Miss Grierson went on smoothly, falling sympathetically into the reminiscent vein.

"Kenneth went to college without ever having known what it was to lack anything in reason that money could buy. A little while after he was graduated his father died."

"Leaving Kenneth poor, I suppose; he has intimated as much to me, once or twice," said Raymer.

"Leaving him awfully poor. He wanted to learn to write, and for a long time he stayed on in New York, living just any old way, and having a dreadfully hard time of it, I imagine, though he would never say much about that part of it.

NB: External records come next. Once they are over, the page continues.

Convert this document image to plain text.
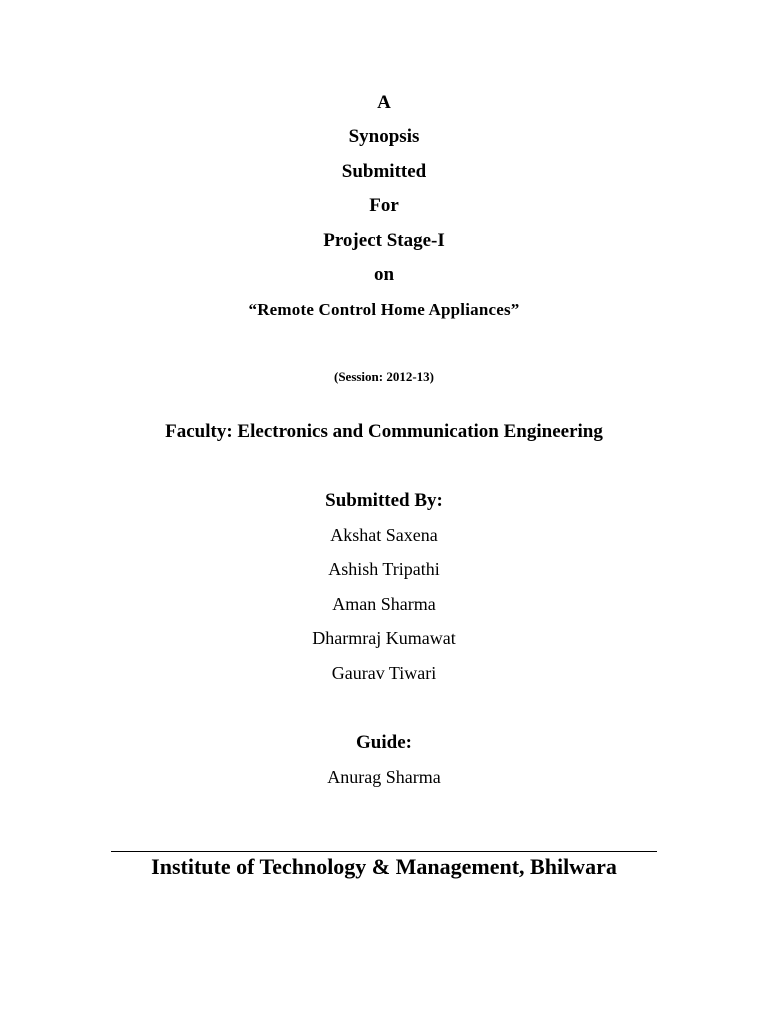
A
Synopsis
Submitted
For
Project Stage-I
on
“Remote Control Home Appliances”
(Session: 2012-13)
Faculty: Electronics and Communication Engineering
Submitted By:
Akshat Saxena
Ashish Tripathi
Aman Sharma
Dharmraj Kumawat
Gaurav Tiwari
Guide:
Anurag Sharma
Institute of Technology & Management, Bhilwara
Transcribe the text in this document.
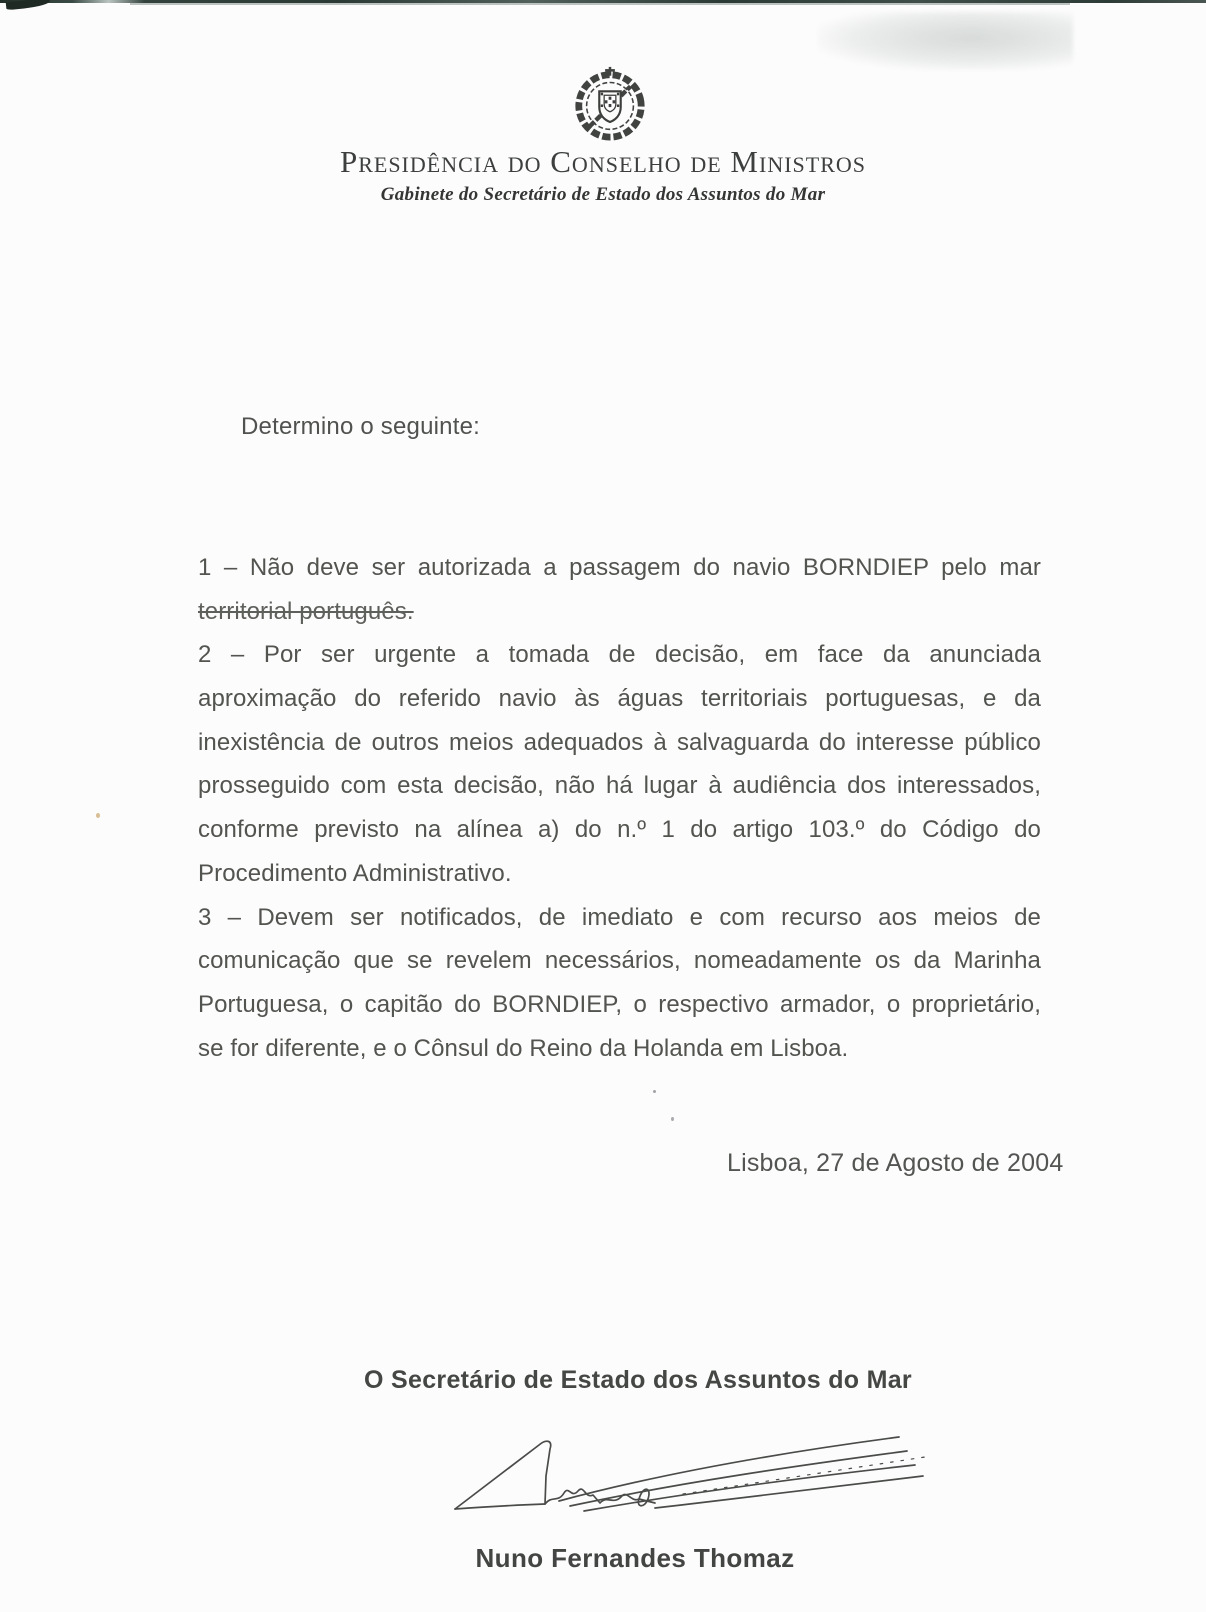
Presidência do Conselho de Ministros
Gabinete do Secretário de Estado dos Assuntos do Mar
Determino o seguinte:
1 – Não deve ser autorizada a passagem do navio BORNDIEP pelo mar
territorial português.
2 – Por ser urgente a tomada de decisão, em face da anunciada
aproximação do referido navio às águas territoriais portuguesas, e da
inexistência de outros meios adequados à salvaguarda do interesse público
prosseguido com esta decisão, não há lugar à audiência dos interessados,
conforme previsto na alínea a) do n.º 1 do artigo 103.º do Código do
Procedimento Administrativo.
3 – Devem ser notificados, de imediato e com recurso aos meios de
comunicação que se revelem necessários, nomeadamente os da Marinha
Portuguesa, o capitão do BORNDIEP, o respectivo armador, o proprietário,
se for diferente, e o Cônsul do Reino da Holanda em Lisboa.
Lisboa, 27 de Agosto de 2004
O Secretário de Estado dos Assuntos do Mar
Nuno Fernandes Thomaz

He says he was studying the under-dog, and he has told me some of the most harrowing things he has seen and been through: one of them had a little child in it—a baby that he found in a tenement where the father and mother had both died of starvation ... think of it! And he took the baby away and fed it and kept it...."

Broffin, sitting behind the window draperies, had his elbows on his knees and his head tightly clamped between his hands. He was striving, as the dying strive for breath, to remember. Where had he heard this self-same story of the man who had fought some sort of a studying fight in the back-water of the New York slums? In every detail it came back to him like the recurring scenes of a vivid dream; but the key-notes of time, place, and the man's identity were gone; lost beyond any power of the groping mentality to recall them.

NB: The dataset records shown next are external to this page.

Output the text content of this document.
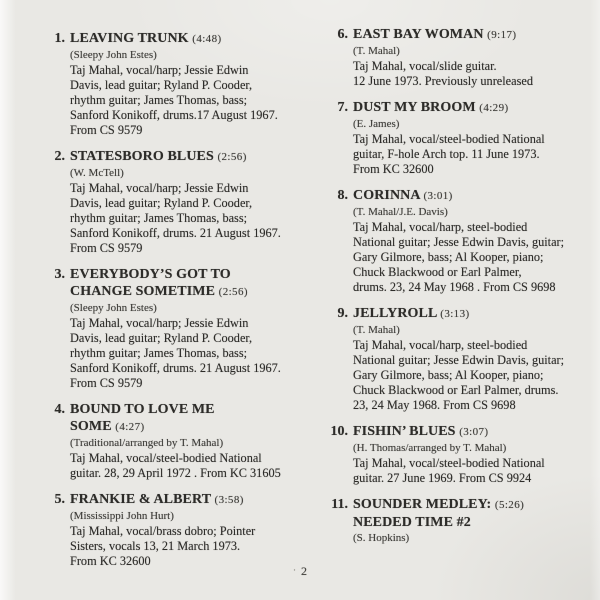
1. LEAVING TRUNK (4:48)
(Sleepy John Estes)
Taj Mahal, vocal/harp; Jessie Edwin
Davis, lead guitar; Ryland P. Cooder,
rhythm guitar; James Thomas, bass;
Sanford Konikoff, drums.17 August 1967.
From CS 9579
2. STATESBORO BLUES (2:56)
(W. McTell)
Taj Mahal, vocal/harp; Jessie Edwin
Davis, lead guitar; Ryland P. Cooder,
rhythm guitar; James Thomas, bass;
Sanford Konikoff, drums. 21 August 1967.
From CS 9579
3. EVERYBODY’S GOT TO
CHANGE SOMETIME (2:56)
(Sleepy John Estes)
Taj Mahal, vocal/harp; Jessie Edwin
Davis, lead guitar; Ryland P. Cooder,
rhythm guitar; James Thomas, bass;
Sanford Konikoff, drums. 21 August 1967.
From CS 9579
4. BOUND TO LOVE ME
SOME (4:27)
(Traditional/arranged by T. Mahal)
Taj Mahal, vocal/steel-bodied National
guitar. 28, 29 April 1972 . From KC 31605
5. FRANKIE & ALBERT (3:58)
(Mississippi John Hurt)
Taj Mahal, vocal/brass dobro; Pointer
Sisters, vocals 13, 21 March 1973.
From KC 32600
6. EAST BAY WOMAN (9:17)
(T. Mahal)
Taj Mahal, vocal/slide guitar.
12 June 1973. Previously unreleased
7. DUST MY BROOM (4:29)
(E. James)
Taj Mahal, vocal/steel-bodied National
guitar, F-hole Arch top. 11 June 1973.
From KC 32600
8. CORINNA (3:01)
(T. Mahal/J.E. Davis)
Taj Mahal, vocal/harp, steel-bodied
National guitar; Jesse Edwin Davis, guitar;
Gary Gilmore, bass; Al Kooper, piano;
Chuck Blackwood or Earl Palmer,
drums. 23, 24 May 1968 . From CS 9698
9. JELLYROLL (3:13)
(T. Mahal)
Taj Mahal, vocal/harp, steel-bodied
National guitar; Jesse Edwin Davis, guitar;
Gary Gilmore, bass; Al Kooper, piano;
Chuck Blackwood or Earl Palmer, drums.
23, 24 May 1968. From CS 9698
10. FISHIN’ BLUES (3:07)
(H. Thomas/arranged by T. Mahal)
Taj Mahal, vocal/steel-bodied National
guitar. 27 June 1969. From CS 9924
11. SOUNDER MEDLEY: (5:26)
NEEDED TIME #2
(S. Hopkins)
· 2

"That is why he thinks he is a Socialist," Miss Grierson was going on evenly. "I've been wondering if you knew these things, and I've wanted to tell you. I've thought it might help you to understand him better if you knew something of what he has been through. But we were talking about my dreadful suspicion. It persisted, you know, right along through everything. At last, I felt that I just must know, at whatever cost. One day when we were driving, I brought him here and—and introduced him to Mr. Galbraith. I was so scared that I could taste it—but I did it!"

Raymer laughed. "Of course, nothing came of it?"

"Nothing at all; and the reaction pretty nearly made me faint. They just made talk, like any two freshly introduced people would, and that was all there was of it. You'd say that was proof enough, wouldn't you? Surely Mr. Galbraith would recognize the man who robbed him?"

"Certainly; there couldn't be any doubt of that."

"That's what I said. And then, right out of a clear sky, came another proof that was even more convincing. Do you happen to know who the young woman was who discovered the bank robber on the steamboat?"